I’ve spent the better part of 20 years talking about technology-enhanced music making and talked up the value of technology as a tool for music making and music education. There is a huge tendency in the tech world to believe that every learning activity can be reduced to a technology solution – a notion I still reject.
Stats from the music products industry (NAMM) have shown that about 22% of the population will attempt to self-teach. This market is shared by DVDs, software, web sites, TV shows and various method books. All of these CAN be used by a dedicated self-learner to achieve proficiency. For a 7 year old – these techniques in their current state have about as much chance of delivering a potent experience as nothing but TV to teach language (it might help, but is not sufficient). Thus, any ideas of plopping my (or most any kid), in front of the most well-constructed program yet devised, are not likely to deliver on the promise of a fulfilling music-making life.
So, if not computer technology, then what? How about real people! Yes, them – the forgotten organic technology capable of incredible diversity and flexibility – well, usually. Then, we add technology as appropriate – and voila – a great recipe for helping a 7 year old to achieve music literacy.

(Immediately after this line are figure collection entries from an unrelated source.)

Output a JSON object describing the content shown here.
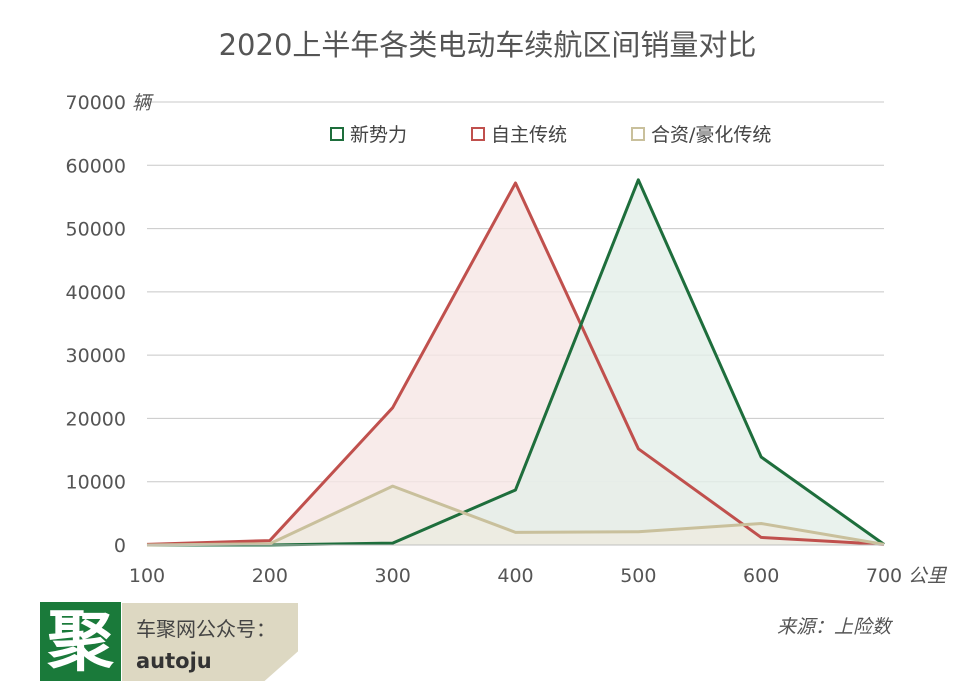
{
  "title": "2020上半年各类电动车续航区间销量对比",
  "source": "来源：上险数",
  "branding": {
    "logo_char": "聚",
    "line1": "车聚网公众号：",
    "line2": "autoju"
  },
  "chart_data": {
    "type": "area",
    "title": "2020上半年各类电动车续航区间销量对比",
    "x": [
      100,
      200,
      300,
      400,
      500,
      600,
      700
    ],
    "x_unit": "公里",
    "y_unit": "辆",
    "ylim": [
      0,
      70000
    ],
    "yticks": [
      0,
      10000,
      20000,
      30000,
      40000,
      50000,
      60000,
      70000
    ],
    "grid": true,
    "legend_position": "top",
    "series": [
      {
        "name": "新势力",
        "color": "#1e6e3c",
        "fill": "#e3efe8",
        "values": [
          0,
          0,
          300,
          8700,
          57700,
          13900,
          100
        ]
      },
      {
        "name": "自主传统",
        "color": "#c0504d",
        "fill": "#f6e6e5",
        "values": [
          100,
          700,
          21700,
          57200,
          15200,
          1200,
          100
        ]
      },
      {
        "name": "合资/豪化传统",
        "color": "#c9c09c",
        "fill": "#eeebe0",
        "values": [
          0,
          200,
          9300,
          2000,
          2100,
          3400,
          100
        ]
      }
    ]
  }
}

My son Spencer is now 7 and 1/2 – and by one sense of reckoning, it’s a good time to start piano lessons. After a fair amount of time in the music education tech business this is going to be the ultimate test of the old entrepreneurial adage to make sure to “eat your own dog food” since in this case, I’m asking my kid to eat some of this dog food. Thus, the stakes are even higher.
This is being captured for two reasons. One, to understand and remember what transpires here for our family and developmental history. Two, for the occasional reader looking for a comparative viewpoint.
When to start lessons is a individualized decision – and while those Tiger Mothers get kids playing Chopin by age 3 – in our house, with two working parents and a physical and active kid like Spencer who’s shown little interest in the piano – we waited until the moment was right. Right for us meant teaching opportunity meets Daylight Savings Time. I’m incredibly fortunate to have met a number of great piano teachers through my work, and I’m even more fortunate that one of the best, Kathy Maskell (link?) was willing to take on Spencer for our grand experiment.
We also considered that the online tools I’d like to incorporate also depend upon the ability to read, and basic computer proficiency.
The experiment you ask? The goal is to see if we could do this via the Internet and by using some of the current and evolving technologies to assist in the process.